I'm using samza-hdfs to write Kafka streams to HDFS, but I can't make it
work.
Here is my samza job's properties file:
# Job
job.factory.class=org.apache.samza.job.yarn.YarnJobFactory
job.name=kafka2hdfs
# YARN
yarn.package.path=file://${basedir}/target/${project.artifactId}-${pom.version}-dist.tar.gz
# Task
task.class=net.tangrui.kafka2hdfs.Kafka2HDFSStreamTask
task.inputs=kafka.events
# Serializers
serializers.registry.string.class=org.apache.samza.serializers.StringSerdeFactory
# Systems
systems.kafka.samza.factory=org.apache.samza.system.kafka.KafkaSystemFactory
systems.kafka.samza.msg.serde=string
systems.kafka.consumer.zookeeper.connect=localhost:2181
systems.kafka.producer.bootstrap.servers=localhost:9092
systems.hdfs.samza.factory=org.apache.samza.system.hdfs.HdfsSystemFactory
systems.hdfs.producer.hdfs.writer.class=org.apache.samza.system.hdfs.writer.TextSequenceFileHdfsWriter
systems.hdfs.producer.hdfs.base.output.dir=/events
# Job Coordinator
job.coordinator.system=kafka
# Normally, this would be 3, but we have only one broker.

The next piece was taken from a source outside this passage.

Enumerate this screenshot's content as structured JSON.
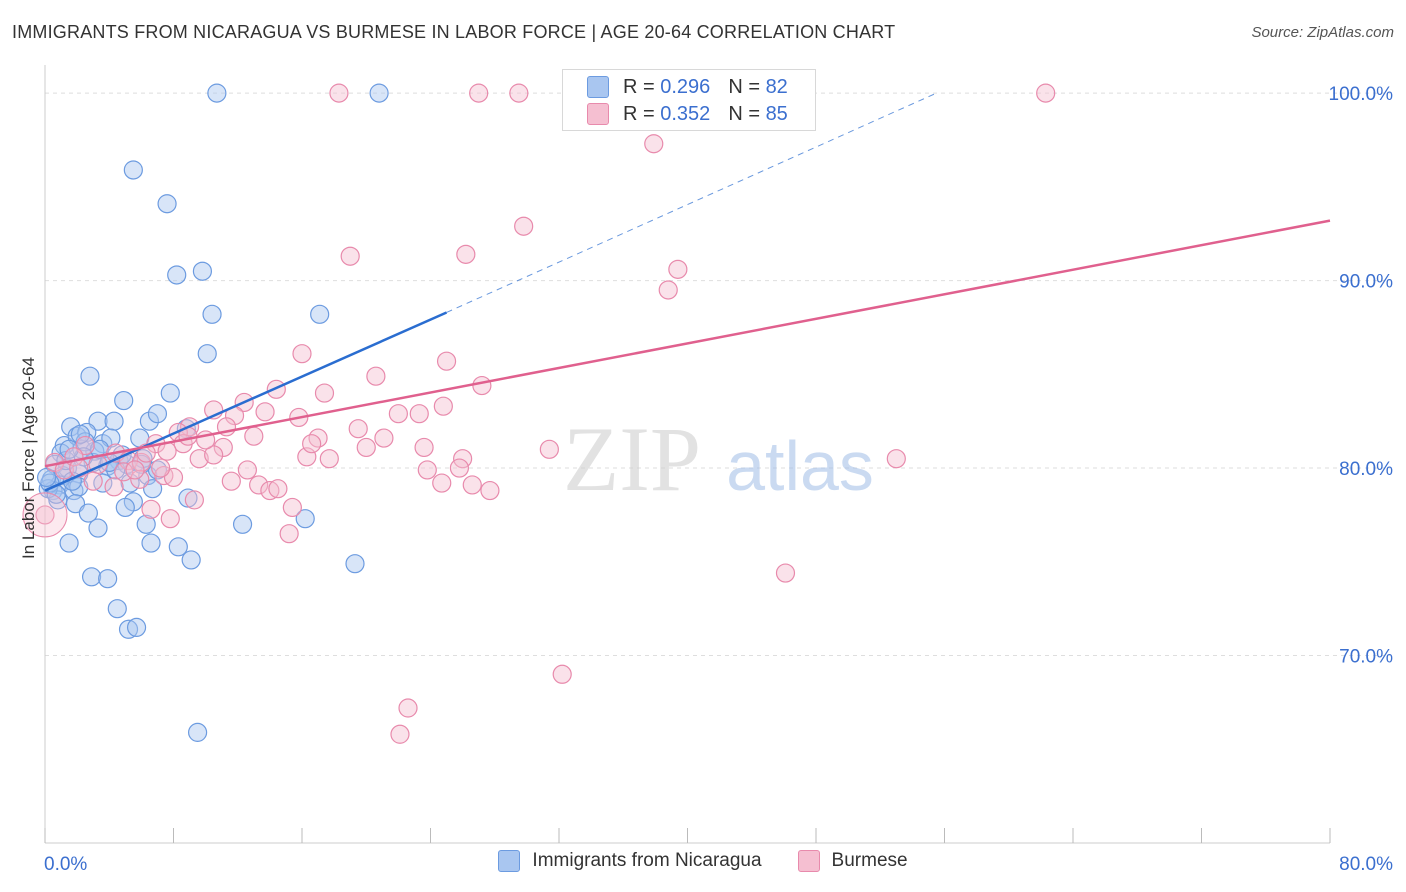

job.coordinator.replication.factor=1
Here is my simple task:
public class Kafka2HDFSStreamTask implements StreamTask {
private final SystemStream OUTPUT_STREAM = new SystemStream("hdfs",*
"default"*);
@Override
public void process(IncomingMessageEnvelope incomingMessageEnvelope,
MessageCollector messageCollector, TaskCoordinator
taskCoordinator) throws Exception {
String message = (String) incomingMessageEnvelope.getMessage();
OutgoingMessageEnvelope envelope = new
OutgoingMessageEnvelope(OUTPUT_STREAM, message);
messageCollector.send(envelope);
}
}
When running this job, a sequence file will be created in HDFS, but only
has some header info, no content. I cannot figure out where is wrong. And
what should I provide with the "stream" parameter when building the
SystemStream instance.